6 Home Security Measures to Take After a Loved One’s Death

by | Mar 29, 2018

flowers on a casket in hearse

Home security should be the last thing on your mind after the death of a loved one. You are grieving, in shock and full of sadness and reminiscences about the life of the deceased. But the horrific reality is that predatory burglars are out there who specialize in violating the privacy of mourning families. These heartless crooks take advantage of people being too distracted by their loss to focus on home security.

A Tale of Tragedy Compounded By a Heartless Burglary

One of the hardest deaths for a human being to endure is the death of their child. That did not stop the burglars who viciously compounded the tragic loss of a Walnut Creek CA family. Heartless thieves smashed windows and kicked in a door at the family’s home while they were burying their son. Why didn’t anyone hear them and call the police? The entire community had been stunned by the accidental drowning death of the bright 16-year-old high school student. Hundreds of people, including the family’s neighbors, attended the funeral. No one was around to hear the break-in. The thieves counted on that.

Dazed by their sudden unexpected loss and uplifted by the outpouring of sympathy and support, home security was not on the family’s mind. The thieves counted on that too. The family and their remaining child returned home after the funeral to find their home burglarized. The break-in occurred between 10 am and 12:30 pm. The crooks stole the grieving family’s computers, television and jewelry.

Funeral Burglars Target Mourning Families

The heinous practice of “funeral burglars” targeting mourning families for home burglaries is unfortunately a nationwide occurrence. During a recent year, the website Vice counted at least 50 cases in 15 different states. Sometimes it is the homes of next of kin that are burglarized. Sometimes, especially in the case of the passing of an elderly person, it is the home of the deceased. Recently in Fairview Heights IL, an elderly World War II veteran’s Purple Heart award was stolen along with other items when his home was burglarized during his funeral.

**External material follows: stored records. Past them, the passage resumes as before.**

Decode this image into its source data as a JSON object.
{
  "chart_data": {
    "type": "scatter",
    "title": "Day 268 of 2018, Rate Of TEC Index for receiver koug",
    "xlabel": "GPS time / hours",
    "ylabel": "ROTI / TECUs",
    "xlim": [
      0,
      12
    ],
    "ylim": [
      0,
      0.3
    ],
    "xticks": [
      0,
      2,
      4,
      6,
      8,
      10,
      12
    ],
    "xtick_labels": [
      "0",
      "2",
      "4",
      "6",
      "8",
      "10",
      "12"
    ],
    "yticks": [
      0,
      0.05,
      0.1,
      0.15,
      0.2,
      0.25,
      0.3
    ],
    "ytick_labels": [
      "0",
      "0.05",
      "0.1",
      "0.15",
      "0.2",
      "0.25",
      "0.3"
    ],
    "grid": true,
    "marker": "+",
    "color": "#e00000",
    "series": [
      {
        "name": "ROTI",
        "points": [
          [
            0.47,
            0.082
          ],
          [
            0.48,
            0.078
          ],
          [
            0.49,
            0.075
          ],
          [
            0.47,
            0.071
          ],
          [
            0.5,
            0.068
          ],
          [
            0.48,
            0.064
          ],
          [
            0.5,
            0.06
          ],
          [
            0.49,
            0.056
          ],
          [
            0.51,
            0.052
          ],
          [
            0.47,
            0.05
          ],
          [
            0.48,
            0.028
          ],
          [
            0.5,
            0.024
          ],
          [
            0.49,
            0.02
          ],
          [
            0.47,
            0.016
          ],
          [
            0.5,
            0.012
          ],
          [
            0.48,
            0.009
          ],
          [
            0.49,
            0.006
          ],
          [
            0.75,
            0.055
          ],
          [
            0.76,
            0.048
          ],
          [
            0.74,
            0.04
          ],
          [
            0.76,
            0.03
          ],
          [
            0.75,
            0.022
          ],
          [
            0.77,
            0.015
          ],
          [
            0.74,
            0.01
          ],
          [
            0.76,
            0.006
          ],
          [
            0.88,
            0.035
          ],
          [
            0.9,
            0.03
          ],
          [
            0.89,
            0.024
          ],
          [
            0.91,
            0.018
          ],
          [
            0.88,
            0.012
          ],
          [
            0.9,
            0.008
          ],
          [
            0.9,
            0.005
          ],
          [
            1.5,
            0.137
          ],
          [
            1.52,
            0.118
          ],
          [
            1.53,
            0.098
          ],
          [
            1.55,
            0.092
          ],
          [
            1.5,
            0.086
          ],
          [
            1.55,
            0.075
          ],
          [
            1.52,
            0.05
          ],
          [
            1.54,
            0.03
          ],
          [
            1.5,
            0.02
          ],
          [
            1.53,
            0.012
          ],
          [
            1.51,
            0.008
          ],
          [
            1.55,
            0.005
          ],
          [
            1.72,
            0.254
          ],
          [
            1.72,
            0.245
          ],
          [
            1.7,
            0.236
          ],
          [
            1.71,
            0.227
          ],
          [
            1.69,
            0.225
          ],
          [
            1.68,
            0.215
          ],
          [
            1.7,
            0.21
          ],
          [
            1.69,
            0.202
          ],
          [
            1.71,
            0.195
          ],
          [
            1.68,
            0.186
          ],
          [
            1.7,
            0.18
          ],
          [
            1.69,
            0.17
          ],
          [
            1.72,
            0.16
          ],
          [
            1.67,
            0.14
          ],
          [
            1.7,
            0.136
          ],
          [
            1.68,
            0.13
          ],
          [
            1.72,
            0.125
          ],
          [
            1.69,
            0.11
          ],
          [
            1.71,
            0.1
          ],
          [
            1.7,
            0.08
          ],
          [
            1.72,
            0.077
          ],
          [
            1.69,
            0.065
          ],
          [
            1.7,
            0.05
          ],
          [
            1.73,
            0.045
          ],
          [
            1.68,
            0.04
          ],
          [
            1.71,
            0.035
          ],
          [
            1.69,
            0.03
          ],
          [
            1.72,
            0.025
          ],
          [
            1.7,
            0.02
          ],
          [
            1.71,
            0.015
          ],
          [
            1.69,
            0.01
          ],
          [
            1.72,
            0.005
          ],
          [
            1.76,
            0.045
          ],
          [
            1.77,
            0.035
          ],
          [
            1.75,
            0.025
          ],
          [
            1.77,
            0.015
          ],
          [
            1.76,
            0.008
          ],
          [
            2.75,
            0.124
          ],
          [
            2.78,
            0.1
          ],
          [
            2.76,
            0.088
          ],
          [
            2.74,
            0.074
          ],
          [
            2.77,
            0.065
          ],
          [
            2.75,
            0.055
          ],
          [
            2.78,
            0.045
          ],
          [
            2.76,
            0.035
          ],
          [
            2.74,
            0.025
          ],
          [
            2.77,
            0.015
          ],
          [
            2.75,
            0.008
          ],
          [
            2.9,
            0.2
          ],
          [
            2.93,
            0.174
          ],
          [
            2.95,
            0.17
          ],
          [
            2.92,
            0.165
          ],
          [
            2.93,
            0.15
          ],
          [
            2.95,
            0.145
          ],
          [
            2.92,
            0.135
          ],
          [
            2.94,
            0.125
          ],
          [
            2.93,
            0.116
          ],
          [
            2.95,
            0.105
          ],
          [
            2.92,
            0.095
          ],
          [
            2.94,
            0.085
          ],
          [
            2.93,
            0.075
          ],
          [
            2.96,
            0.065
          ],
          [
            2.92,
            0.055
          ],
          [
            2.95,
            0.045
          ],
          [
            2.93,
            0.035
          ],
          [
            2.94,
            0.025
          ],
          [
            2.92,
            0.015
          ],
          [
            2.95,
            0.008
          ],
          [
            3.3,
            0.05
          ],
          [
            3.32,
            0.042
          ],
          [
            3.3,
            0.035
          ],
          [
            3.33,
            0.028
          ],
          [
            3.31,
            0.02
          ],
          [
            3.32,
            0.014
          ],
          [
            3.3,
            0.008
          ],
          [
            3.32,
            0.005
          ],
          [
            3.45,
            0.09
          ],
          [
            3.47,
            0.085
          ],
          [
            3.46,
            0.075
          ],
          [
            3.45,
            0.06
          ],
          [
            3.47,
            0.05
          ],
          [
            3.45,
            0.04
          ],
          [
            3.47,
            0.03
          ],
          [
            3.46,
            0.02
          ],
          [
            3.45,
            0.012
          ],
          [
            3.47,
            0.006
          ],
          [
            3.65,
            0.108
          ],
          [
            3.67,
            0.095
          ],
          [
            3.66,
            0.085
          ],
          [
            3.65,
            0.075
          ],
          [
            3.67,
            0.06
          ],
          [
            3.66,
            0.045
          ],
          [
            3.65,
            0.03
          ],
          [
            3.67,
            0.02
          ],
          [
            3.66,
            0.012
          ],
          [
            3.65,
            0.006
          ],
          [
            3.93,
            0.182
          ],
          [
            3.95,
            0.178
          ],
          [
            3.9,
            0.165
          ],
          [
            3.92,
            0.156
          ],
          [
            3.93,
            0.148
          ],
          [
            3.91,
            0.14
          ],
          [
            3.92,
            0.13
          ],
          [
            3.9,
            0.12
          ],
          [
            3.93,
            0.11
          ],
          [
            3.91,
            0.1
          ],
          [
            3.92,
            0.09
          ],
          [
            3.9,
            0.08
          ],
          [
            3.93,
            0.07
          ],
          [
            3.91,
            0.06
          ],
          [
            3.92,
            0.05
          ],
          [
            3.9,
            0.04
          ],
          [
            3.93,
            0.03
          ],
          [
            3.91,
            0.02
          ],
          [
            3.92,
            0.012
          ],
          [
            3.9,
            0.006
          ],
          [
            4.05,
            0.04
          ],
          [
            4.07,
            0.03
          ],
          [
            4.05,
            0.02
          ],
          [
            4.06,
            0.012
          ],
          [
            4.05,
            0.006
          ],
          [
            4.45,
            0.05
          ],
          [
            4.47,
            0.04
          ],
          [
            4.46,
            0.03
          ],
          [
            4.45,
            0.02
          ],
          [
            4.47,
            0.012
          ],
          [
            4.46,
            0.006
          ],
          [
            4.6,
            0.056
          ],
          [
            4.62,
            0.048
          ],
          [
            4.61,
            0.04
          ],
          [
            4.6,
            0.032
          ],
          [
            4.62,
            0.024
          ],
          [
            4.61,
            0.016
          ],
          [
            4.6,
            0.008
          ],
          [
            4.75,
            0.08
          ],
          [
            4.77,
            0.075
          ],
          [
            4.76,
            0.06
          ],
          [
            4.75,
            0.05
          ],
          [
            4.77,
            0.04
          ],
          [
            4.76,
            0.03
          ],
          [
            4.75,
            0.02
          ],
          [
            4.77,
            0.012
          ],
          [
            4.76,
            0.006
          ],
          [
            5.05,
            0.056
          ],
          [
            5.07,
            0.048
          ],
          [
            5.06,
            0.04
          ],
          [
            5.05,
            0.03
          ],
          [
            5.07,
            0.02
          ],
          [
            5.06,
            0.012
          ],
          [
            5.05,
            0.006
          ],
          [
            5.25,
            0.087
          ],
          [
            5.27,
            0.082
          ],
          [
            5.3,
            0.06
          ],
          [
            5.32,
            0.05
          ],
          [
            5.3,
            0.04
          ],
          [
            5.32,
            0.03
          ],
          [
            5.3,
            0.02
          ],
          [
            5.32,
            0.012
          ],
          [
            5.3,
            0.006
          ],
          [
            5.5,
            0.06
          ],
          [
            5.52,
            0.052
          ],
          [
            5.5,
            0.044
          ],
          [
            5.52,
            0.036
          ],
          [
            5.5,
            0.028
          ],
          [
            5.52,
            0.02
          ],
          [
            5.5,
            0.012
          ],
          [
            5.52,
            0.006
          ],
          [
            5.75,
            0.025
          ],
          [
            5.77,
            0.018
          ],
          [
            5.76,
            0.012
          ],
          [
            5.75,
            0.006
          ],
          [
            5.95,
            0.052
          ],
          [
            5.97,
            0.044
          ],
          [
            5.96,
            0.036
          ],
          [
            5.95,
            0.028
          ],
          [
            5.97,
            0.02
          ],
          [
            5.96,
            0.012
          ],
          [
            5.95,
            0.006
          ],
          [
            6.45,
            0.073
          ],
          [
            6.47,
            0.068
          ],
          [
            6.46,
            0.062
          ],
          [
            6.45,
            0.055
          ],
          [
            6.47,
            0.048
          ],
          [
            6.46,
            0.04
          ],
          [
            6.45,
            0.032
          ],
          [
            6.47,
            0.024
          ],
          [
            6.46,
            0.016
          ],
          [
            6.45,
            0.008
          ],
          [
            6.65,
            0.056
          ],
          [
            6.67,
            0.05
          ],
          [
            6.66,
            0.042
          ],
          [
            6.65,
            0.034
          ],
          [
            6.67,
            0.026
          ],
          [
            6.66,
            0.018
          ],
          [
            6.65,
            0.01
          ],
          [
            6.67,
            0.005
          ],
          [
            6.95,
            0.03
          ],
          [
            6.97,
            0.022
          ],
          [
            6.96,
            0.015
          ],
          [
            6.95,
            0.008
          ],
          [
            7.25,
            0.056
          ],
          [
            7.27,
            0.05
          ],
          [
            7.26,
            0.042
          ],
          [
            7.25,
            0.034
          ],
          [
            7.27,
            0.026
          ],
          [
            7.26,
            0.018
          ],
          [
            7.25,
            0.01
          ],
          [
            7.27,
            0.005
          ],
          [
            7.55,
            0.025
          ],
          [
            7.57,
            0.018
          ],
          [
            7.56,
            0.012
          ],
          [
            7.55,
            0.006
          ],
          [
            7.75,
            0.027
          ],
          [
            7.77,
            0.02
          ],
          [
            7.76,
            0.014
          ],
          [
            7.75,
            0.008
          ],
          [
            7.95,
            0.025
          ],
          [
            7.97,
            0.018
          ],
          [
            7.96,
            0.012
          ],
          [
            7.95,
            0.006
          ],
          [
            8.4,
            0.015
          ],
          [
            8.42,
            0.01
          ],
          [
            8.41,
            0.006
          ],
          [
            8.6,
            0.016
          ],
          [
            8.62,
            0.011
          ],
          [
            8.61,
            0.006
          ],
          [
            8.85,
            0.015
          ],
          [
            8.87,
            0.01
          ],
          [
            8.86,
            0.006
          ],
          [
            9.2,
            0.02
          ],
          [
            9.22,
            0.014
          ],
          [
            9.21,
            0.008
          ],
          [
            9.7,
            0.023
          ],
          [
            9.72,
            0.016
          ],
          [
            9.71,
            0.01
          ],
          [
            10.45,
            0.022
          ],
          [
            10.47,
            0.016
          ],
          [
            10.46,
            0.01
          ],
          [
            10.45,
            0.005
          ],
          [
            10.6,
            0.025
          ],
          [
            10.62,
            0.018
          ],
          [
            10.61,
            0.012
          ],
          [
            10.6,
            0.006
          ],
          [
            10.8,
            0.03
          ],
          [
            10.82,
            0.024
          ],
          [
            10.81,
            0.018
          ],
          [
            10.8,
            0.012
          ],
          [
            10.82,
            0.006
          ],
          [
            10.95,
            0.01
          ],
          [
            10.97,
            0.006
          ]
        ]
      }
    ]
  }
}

“I’m at a loss for words, I just can’t conceive with anybody doing this,” said a family friend outraged by the lack of respect for the family and for veterans.

In some instances, families already grieving from loss are so traumatized by burglary that they move out of the house.

Obituary Announcements Provide Burglars with Information

Police say the thieves find families to rob by using obituaries. These published announcements often reveal the deceased’s full name, their hometown, and the date and time of the funeral. Using additional sources, funeral burglars use the deceased’s name to pinpoint their home address.

Some sophisticated criminals have their home computers set up to notify them of online obituary announcements in the area. Others rely on simpler methods. When police in Smithville MO arrested a 35-year-old man suspected of ransacking eight local homes while the occupants were attending family funerals, they found a hand-written note listing dates and times gleaned from obituary notices copied from the local newspaper.

The challenge is how to inform friends and neighbors who would want to come to someone’s funeral without exposing your home or the home of a lost loved one to risk.

Take Steps Now to Protect Your Home From “Funeral Burglars”

Making funeral arrangements is difficult. Unfortunately, it is important to also consider home security as part of the plans. Here are some options for steps you can take:

  1. Ask a trusted friend or neighbor to forgo the funeral and housesit for you instead.
  2. Install a home security system and make sure to turn it on before you leave the house. And make sure it is not a system that relies on your phone. You will not be checking your phone during a loved one’s funeral.
  3. Hold a private burial or cremation ceremony. Publish an announcement of a memorial service only after the deceased’s home has been emptied and rented or sold.
  4. State clearly in an obituary that funeral services have already been held.
  5. Use a website like Lotsa Helping Hands to help you screen who gets information.
  6. Discuss your concerns with the funeral home and insist on no specifics be given about the funeral in any online or print media obituary. People who care will contact you.

If possible, make home security planning part of any pre-needs funeral discussion you have with family and friends about death and dying. Consider it an act of kindness to protect your loved ones from being burglarized during a difficult time when they will be very vulnerable.